Outside of government, there are a number of private and civic sector efforts to bring better connectivity to Filipinos. Messaging applications like Facebook and Viber are now free for users, depending on the service provider. Innovations to decentralize broadband infrastructure are also in development, with SmartMesh planning to roll out in the Philippines (source). Groups around the world have also focused their efforts to bring digital connectivity to the margins. For instance, Google’s internet balloons are a new technology bringing connectivity to Kenya’s geographically hard-to-reach areas through AI in the stratosphere, while Giga Connect of the UN ITU and UNICEF aims to bring sufficient internet access to every school in the world, with operations in Africa, the Carribean, Central America, and Central Asia.
Without collaborative intervention, the digital shift will only grow stronger and leave at least hundreds of thousands behind in the path to recovery. The UN ITU estimates it will cost up to $251bn in investments for Asian countries to achieve universal internet access. Universal access to high-quality internet is critical to achieving digital transformation, boosting growth, expanding opportunities, and improving service delivery in the Philippines and much of the world. By augmenting ground truth information on digital access with machine learning poverty estimates and open data on broadband speeds and cell tower locations, decision-makers can be better informed on targeted investments and strategic plans in addressing digital poverty. The time to act is now.
This is the final blog in a series by the Asian Development Bank and Thinking Machines Data Science, Inc. where we explore ways we can use big data, artificial intelligence, and machine learning to craft development solutions during the pandemic.
Stephanie Sy, Anica Araneta
Hanif Rahemtulla, Bruno Carrasco, Stella Balgos
Asian Development Bank
2 A caveat to note is that it is possible that users of fixed broadband are more likely to run a Speedtest than those on mobile because of the nature of faster internet speeds with the former, thereby making the Speedtest dataset more biased to fixed broadband. For both urban and rural areas in the Philippines, over 80% of devices running tests for Q3 were on fixed broadband, while just under 20% were on mobile.
3 As of 2003, the [Philippine Statistics Authority PSA defines a barangay as urban if it has a population size of at least 5,000, has at least one establishment with a minimum of 100 employees, has five or more establishments with 10-99 employees, and five or more facilities within the 2-kilometer radius from the barangay hall, among others. Barangays that do not meet any of the criteria are classified as rural.
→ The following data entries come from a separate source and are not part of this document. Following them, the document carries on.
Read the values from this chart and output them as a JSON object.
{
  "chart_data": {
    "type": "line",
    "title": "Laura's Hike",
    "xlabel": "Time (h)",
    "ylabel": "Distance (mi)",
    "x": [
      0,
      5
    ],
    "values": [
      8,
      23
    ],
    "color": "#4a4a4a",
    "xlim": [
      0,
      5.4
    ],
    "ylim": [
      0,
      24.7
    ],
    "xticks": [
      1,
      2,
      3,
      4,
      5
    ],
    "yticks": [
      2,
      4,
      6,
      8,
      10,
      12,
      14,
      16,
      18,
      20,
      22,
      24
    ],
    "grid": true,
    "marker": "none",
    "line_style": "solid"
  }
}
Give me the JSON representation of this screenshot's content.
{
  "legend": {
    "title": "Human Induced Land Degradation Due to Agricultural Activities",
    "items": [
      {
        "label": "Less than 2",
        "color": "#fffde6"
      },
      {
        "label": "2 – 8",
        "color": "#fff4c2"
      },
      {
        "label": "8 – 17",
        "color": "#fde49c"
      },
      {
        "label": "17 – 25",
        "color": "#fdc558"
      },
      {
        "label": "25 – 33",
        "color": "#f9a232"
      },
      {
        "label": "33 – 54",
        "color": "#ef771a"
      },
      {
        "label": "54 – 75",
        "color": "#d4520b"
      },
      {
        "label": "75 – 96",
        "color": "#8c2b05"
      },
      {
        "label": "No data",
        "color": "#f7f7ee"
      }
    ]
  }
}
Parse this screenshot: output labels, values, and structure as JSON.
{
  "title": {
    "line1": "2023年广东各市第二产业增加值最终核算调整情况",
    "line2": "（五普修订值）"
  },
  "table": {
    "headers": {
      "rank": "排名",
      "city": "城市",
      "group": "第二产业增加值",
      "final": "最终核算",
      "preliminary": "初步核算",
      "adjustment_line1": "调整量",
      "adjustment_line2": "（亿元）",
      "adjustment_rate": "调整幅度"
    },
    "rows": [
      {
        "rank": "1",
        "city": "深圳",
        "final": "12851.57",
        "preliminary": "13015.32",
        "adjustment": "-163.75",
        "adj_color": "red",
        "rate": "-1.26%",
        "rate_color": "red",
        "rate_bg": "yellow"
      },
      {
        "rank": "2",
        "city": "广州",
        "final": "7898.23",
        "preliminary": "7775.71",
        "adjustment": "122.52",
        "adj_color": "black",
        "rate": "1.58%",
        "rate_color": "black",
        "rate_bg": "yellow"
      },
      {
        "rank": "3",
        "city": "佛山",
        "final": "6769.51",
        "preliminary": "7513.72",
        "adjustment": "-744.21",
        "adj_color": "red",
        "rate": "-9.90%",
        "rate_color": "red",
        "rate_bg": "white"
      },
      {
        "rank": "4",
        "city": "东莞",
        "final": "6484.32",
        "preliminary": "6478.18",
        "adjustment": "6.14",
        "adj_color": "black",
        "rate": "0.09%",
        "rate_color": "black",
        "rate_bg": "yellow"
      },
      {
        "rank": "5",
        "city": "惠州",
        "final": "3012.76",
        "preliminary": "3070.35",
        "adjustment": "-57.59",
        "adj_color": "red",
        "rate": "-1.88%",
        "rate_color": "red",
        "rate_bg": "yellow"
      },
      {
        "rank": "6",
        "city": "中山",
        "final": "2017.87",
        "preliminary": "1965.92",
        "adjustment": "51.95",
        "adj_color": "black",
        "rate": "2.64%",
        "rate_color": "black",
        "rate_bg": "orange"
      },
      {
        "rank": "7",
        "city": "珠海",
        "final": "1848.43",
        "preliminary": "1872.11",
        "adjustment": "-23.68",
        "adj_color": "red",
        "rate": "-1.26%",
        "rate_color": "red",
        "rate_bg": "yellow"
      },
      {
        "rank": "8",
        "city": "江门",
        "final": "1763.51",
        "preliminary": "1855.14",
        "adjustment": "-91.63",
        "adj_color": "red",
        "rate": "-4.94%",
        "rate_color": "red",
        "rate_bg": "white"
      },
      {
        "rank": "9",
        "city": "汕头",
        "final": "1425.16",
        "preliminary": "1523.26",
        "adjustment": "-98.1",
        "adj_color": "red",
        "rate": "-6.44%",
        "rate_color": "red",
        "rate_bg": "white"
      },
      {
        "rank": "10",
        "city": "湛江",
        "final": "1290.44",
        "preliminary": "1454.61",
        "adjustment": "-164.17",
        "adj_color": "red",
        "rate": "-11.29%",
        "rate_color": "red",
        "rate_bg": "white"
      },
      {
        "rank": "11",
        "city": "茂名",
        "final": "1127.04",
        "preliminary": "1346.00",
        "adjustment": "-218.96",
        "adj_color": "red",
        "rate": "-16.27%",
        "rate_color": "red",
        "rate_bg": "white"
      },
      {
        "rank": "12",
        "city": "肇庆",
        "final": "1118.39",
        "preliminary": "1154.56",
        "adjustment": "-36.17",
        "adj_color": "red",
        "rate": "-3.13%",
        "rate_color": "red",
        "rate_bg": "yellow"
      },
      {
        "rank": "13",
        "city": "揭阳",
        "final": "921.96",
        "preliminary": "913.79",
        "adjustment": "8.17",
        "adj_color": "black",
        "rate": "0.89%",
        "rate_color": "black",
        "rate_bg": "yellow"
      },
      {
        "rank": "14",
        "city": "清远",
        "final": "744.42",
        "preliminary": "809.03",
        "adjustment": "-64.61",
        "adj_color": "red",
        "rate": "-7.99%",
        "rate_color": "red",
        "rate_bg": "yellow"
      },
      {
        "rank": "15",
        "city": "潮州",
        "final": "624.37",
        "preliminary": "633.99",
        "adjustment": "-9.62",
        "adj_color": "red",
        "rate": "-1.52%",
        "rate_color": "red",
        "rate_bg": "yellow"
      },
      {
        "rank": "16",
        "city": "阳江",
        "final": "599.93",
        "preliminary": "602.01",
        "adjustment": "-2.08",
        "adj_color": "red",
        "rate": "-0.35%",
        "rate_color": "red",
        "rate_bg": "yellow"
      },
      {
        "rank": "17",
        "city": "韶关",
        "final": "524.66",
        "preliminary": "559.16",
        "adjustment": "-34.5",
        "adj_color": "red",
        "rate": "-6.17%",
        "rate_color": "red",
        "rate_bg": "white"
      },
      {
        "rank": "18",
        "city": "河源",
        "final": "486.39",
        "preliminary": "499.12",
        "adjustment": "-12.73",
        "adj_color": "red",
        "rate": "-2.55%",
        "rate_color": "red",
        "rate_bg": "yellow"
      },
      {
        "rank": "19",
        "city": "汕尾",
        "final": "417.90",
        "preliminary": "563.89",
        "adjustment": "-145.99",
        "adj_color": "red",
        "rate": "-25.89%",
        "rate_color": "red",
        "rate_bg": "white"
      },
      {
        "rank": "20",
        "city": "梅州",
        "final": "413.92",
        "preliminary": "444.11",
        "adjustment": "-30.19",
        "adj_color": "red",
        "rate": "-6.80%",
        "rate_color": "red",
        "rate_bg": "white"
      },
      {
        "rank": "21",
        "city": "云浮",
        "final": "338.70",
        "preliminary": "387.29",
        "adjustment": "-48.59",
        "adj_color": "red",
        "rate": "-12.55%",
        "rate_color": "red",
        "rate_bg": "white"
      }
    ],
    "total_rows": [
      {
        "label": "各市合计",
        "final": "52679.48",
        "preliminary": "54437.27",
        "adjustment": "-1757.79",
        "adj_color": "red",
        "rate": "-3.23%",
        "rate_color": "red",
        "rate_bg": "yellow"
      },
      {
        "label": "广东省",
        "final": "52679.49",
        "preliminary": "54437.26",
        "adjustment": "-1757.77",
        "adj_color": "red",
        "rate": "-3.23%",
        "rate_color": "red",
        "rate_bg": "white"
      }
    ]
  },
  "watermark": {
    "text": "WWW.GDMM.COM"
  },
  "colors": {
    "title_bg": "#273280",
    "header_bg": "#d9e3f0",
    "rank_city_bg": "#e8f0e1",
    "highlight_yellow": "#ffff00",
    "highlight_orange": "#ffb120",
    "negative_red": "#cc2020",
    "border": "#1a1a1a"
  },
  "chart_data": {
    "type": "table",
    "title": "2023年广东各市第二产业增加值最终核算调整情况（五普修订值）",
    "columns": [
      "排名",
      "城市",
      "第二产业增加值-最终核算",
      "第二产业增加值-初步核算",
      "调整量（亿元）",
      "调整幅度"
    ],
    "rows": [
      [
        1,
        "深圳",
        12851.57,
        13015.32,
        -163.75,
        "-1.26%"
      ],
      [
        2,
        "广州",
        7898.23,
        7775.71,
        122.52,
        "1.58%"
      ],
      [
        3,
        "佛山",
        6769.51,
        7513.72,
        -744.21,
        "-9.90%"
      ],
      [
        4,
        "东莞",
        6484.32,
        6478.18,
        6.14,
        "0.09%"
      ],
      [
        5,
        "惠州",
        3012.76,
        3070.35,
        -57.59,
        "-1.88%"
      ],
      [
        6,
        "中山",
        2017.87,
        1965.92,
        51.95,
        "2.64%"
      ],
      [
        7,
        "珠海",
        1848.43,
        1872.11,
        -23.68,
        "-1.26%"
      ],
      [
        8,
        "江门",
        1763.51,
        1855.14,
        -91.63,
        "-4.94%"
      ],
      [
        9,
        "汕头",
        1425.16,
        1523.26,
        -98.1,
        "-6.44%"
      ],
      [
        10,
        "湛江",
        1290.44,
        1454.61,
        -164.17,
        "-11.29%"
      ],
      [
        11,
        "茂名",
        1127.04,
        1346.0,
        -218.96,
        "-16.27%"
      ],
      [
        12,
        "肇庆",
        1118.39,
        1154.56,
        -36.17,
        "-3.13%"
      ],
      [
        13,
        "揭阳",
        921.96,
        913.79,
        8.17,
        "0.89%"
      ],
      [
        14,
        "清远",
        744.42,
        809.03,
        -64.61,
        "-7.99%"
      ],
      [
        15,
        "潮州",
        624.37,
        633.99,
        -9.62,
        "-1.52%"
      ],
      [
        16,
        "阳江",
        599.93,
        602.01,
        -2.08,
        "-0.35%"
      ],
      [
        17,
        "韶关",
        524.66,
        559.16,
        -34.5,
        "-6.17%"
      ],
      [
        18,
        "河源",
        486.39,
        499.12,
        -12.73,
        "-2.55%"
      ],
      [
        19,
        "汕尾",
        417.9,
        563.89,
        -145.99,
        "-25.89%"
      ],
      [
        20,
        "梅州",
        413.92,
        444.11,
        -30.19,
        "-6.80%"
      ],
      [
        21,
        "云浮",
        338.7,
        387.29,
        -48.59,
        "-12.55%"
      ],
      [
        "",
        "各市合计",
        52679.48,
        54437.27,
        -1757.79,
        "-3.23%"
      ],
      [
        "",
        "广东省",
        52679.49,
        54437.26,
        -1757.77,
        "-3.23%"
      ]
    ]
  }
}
4 The machine learning estimations of the wealth index are derived from asset-based wealth data, in particular the Demographic and Health Survey (DHS), which cites that “The wealth index is a composite measure of a household’s cumulative living standard. The wealth index is calculated using easy-to-collect data on a household’s ownership of selected assets, such as televisions and bicycles; materials used for housing construction; and types of water access and sanitation facilities.” (The DHS Program)
5 For a review of such strategies, see World Development Report 2016 Digital Dividend, Chapter 4 on Sectoral Policies.
Thank you to Maahid for the image in the cover photo.